Denzel ne kadar hissederse hissetsin ki Ilia Denzel'le olan bağını kısıtladığı için zavallı bende Denzel'le çok fazla iletişimde bulunamıyordum.

Tamamen savunmasızım demekti, neyse ki kendimi bu duruma karşı çokça teselli ediyordum.

Sen bu bedene girdiğinden beri savunmasızsın Ayliz Meva bir de bu yönden bak, bununda üstesinden gelirsin.

Gözlerim çaresizce Nilvera'yı arıyordu ama ne kadar ararsam arayayım ortalıkta görünmüyordu.

Allahım nolur gelmiş olsun.

Sanki lise zamanlarıma geri sönmüş gibiydim. O zamanlarda hiç birbirimizden ayrılmadığımız için birimiz gelmediğinde diğerimiz yalnız kalıyordu bu yüzden okula gitmemek için her şeyi yapardık.

Şimdi ise Nilvera gelmemişse şuraya oturur ağlardım.

Denzel "Leydi Ilia." Diye seslendiğinde ağlamaklı ruh halimi hemen yok ederek ona doğru döndüm. "Akademi tarafına geçecek misiniz geçmeyecekseniz oturmak ister misiniz.?"

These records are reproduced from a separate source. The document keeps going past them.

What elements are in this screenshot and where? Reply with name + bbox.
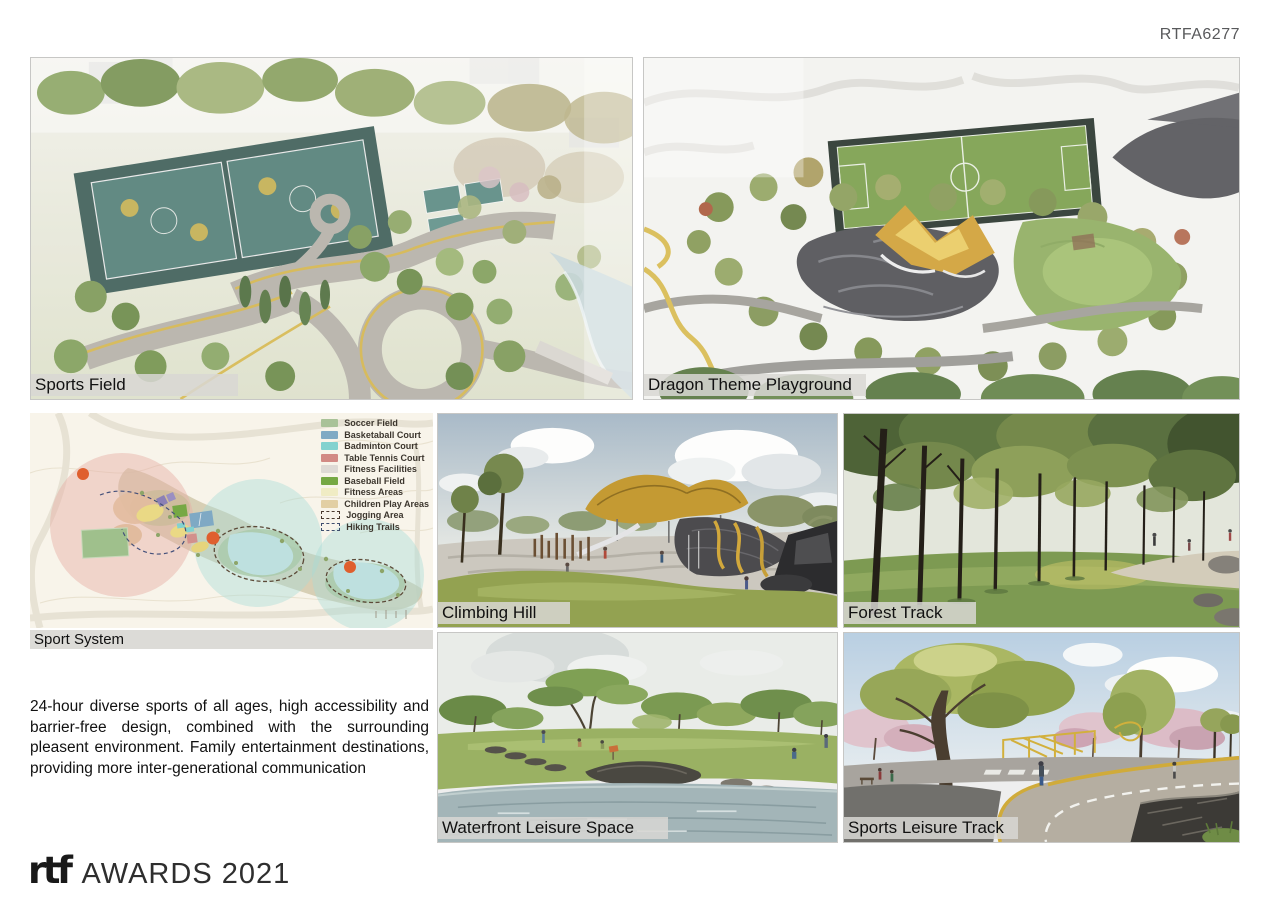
footer-logo: rtf AWARDS 2021 <box>28 852 290 889</box>
legend-item-label: Badminton Court <box>344 441 418 451</box>
legend-item: Badminton Court <box>321 441 429 452</box>
legend-swatch <box>321 419 338 427</box>
page-code: RTFA6277 <box>1160 26 1240 44</box>
panel-dragon-playground: Dragon Theme Playground <box>643 57 1240 400</box>
legend-swatch <box>321 442 338 450</box>
zone-circle-right <box>312 519 424 628</box>
legend-swatch <box>321 465 338 473</box>
photo-label-forest-track: Forest Track <box>844 602 976 624</box>
legend-swatch <box>321 523 340 531</box>
legend-item-label: Baseball Field <box>344 476 405 486</box>
description-text: 24-hour diverse sports of all ages, high… <box>30 697 429 779</box>
panel-sport-system-map: Soccer FieldBasketaball CourtBadminton C… <box>30 413 433 628</box>
legend-swatch <box>321 500 338 508</box>
photo-label-dragon-playground: Dragon Theme Playground <box>644 374 866 396</box>
sports-field-illustration <box>31 58 632 399</box>
legend-item-label: Table Tennis Court <box>344 453 424 463</box>
photo-label-sports-field: Sports Field <box>31 374 238 396</box>
climbing-hill-illustration <box>438 414 837 627</box>
legend-item: Baseball Field <box>321 476 429 487</box>
panel-leisure-track: Sports Leisure Track <box>843 632 1240 843</box>
legend-swatch <box>321 488 338 496</box>
legend-item: Hiking Trails <box>321 522 429 533</box>
map-legend: Soccer FieldBasketaball CourtBadminton C… <box>321 418 429 532</box>
dragon-playground-illustration <box>644 58 1239 399</box>
forest-track-illustration <box>844 414 1239 627</box>
photo-label-waterfront: Waterfront Leisure Space <box>438 817 668 839</box>
panel-waterfront: Waterfront Leisure Space <box>437 632 838 843</box>
legend-item: Basketaball Court <box>321 430 429 441</box>
legend-item: Soccer Field <box>321 418 429 429</box>
presentation-board: RTFA6277 <box>0 0 1273 900</box>
legend-item-label: Basketaball Court <box>344 430 421 440</box>
legend-item: Fitness Areas <box>321 487 429 498</box>
zone-circle-tabletennis <box>50 453 194 597</box>
waterfront-illustration <box>438 633 837 842</box>
panel-forest-track: Forest Track <box>843 413 1240 628</box>
section-title-sport-system: Sport System <box>30 630 433 649</box>
legend-swatch <box>321 431 338 439</box>
legend-item: Jogging Area <box>321 510 429 521</box>
legend-item-label: Fitness Areas <box>344 487 403 497</box>
legend-item-label: Jogging Area <box>346 510 403 520</box>
photo-label-climbing-hill: Climbing Hill <box>438 602 570 624</box>
legend-item-label: Hiking Trails <box>346 522 400 532</box>
awards-logo-text: AWARDS 2021 <box>82 860 291 889</box>
legend-item-label: Fitness Facilities <box>344 464 417 474</box>
legend-item-label: Soccer Field <box>344 418 398 428</box>
panel-climbing-hill: Climbing Hill <box>437 413 838 628</box>
legend-swatch <box>321 477 338 485</box>
legend-swatch <box>321 511 340 519</box>
legend-item: Table Tennis Court <box>321 453 429 464</box>
legend-item-label: Children Play Areas <box>344 499 429 509</box>
panel-sports-field: Sports Field <box>30 57 633 400</box>
rtf-logo-mark: rtf <box>28 852 70 889</box>
legend-item: Children Play Areas <box>321 499 429 510</box>
legend-swatch <box>321 454 338 462</box>
leisure-track-illustration <box>844 633 1239 842</box>
photo-label-leisure-track: Sports Leisure Track <box>844 817 1018 839</box>
legend-item: Fitness Facilities <box>321 464 429 475</box>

Gözerim onun gösterdiği tarafa kaydı. Sınırın dışında muhafızların oturduğu yerde bir çok öğrenci kendi muhafızının yanında oturuyordu. Sorun olmayacağını düşünerek o tarafa doğru yürüdüğümde Denzel'in bir an duraksayarak bana anlamaz gözlerle baktığını gördüm.

Ne de olsa İlia herzaman direk akademi sınırına geçerek Denzel'i yanlız bıraktırdı. Şimdi ise benim ilk defa sınırın dışında muhfazımla oturacak olmam onu şaşkınlığa uğratmış olmalıydı.

Denzel herzaman İlia'ya sorardı ve ilia onu hep cevapsız bırakarak akademiye giderdi ben ise gerekirse Denzel'e yapışıp yeterki beni bırakmasın diye yalvaracak durumdaydım.

Beni burda çiğ çiğ yerler Denzel ben en iyisi akademi bitene kadar seninle oturayım harika olmaz mı.?

Denzel hala bana bakıyor bir yandandan da oturmak için boş masalardan birine doğru ilerleyen beni takip ediyordu. Tabi yavrum sen alışmışsın İlia'nın seni hep terslemesine ben seninle kavga yapmayıp sana laf sokmayınca şakına dönüyorsun.

Hele ki muhafızları hiç sevmeyen İlia'nın seninle oturduğunu hesaba katarsak sanırım cidden benden şüphe duymakta haklıydı.

Gözlerim hemen ilerimizde kopan bağırışmayla o tarafa doğru döndü. Bir çok insanın ayaklandığını gördüğümde küfür etmemek için kendimi zor tutmuştum. Tam da tek boş yer olan bizim oturacağımız masanın yanında çıkan olay çok sıkıntılıydı.

Hiç bulaşmadan geçip otursak harika olurdu.

Masaya oturmak için hazırlandığımda gözlerim merakla kalabalığın içindeki insanlarda gezindi. Çizginin hemen içinde yerde bir çocuk yatıyordu ve onun biraz önünde ona vuran başka bir çocuk vardı.

Ortam öyle gergindi ki.

Tüm muhafızların odağı orası olmuştu.

Bu çocuk deli miydi.?

Akademinin bahçesinde başka bir öğrenciyi nasıl herkesin içinde dövebilirdi.?

Akademi sınırının içinde olduğu için dayak yiyen çocuğun muhafızı hiç bir şey yapamıyordu. Hemen çizginin diğer ucun da dişlerini gıcırdatarak öylece izliyordu.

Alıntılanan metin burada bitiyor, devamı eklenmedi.